ESPOL parted company with the traditional-model research university after spinning off a large chunk of campus for the site of PARCON ESPOL, a 190-hectare, world-class knowledge park where synergies between the academic, productive and research communities can be harnessed. The seven private sector R&D institutes currently doing business there are dedicated to information technology, biotechnology, water, and sustainable development issues, nanotechnology and alternative energies, among other focuses.  


“The education our students receive is meant to add value to the final product, which in this case means their professional careers on the one hand, and the innovations we hope they will incorporate into the productive matrix during the course of it”

Sergio Flores, Rector, ESPOL 

And that’s just for starters.
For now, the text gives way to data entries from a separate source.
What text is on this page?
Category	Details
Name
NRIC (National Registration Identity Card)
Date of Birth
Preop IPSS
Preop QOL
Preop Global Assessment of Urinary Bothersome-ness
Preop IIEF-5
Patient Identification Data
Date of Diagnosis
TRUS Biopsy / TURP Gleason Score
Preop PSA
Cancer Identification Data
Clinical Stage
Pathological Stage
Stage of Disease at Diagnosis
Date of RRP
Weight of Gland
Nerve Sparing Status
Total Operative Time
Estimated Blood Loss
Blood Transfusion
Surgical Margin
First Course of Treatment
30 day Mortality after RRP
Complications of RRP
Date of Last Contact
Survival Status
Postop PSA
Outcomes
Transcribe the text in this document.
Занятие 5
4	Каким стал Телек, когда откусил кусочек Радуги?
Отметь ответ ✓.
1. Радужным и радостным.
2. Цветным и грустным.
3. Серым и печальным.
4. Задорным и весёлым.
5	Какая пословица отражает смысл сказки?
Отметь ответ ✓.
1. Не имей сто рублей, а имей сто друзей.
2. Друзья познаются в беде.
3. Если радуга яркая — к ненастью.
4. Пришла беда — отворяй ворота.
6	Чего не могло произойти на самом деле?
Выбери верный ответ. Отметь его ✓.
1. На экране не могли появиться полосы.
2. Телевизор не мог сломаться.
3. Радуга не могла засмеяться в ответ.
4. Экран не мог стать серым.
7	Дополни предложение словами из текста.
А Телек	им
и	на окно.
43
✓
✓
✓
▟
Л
Mr. Flores is betting heavily that once PARCON ESPOL is fully up and running, authorities will green light a Special Development Zone known as ZILE covering much of the western coast. Goods that enter Ecuador temporarily via nearby air and seaports would remain duty free until after they are treated or otherwise modified with the technology at hand to add to their value before they exit the ZILE. “We should have done it all at once, instead of in stages, but twenty years ago the government then in office had other priorities,” adds Mr. Flores with just a hint of regret.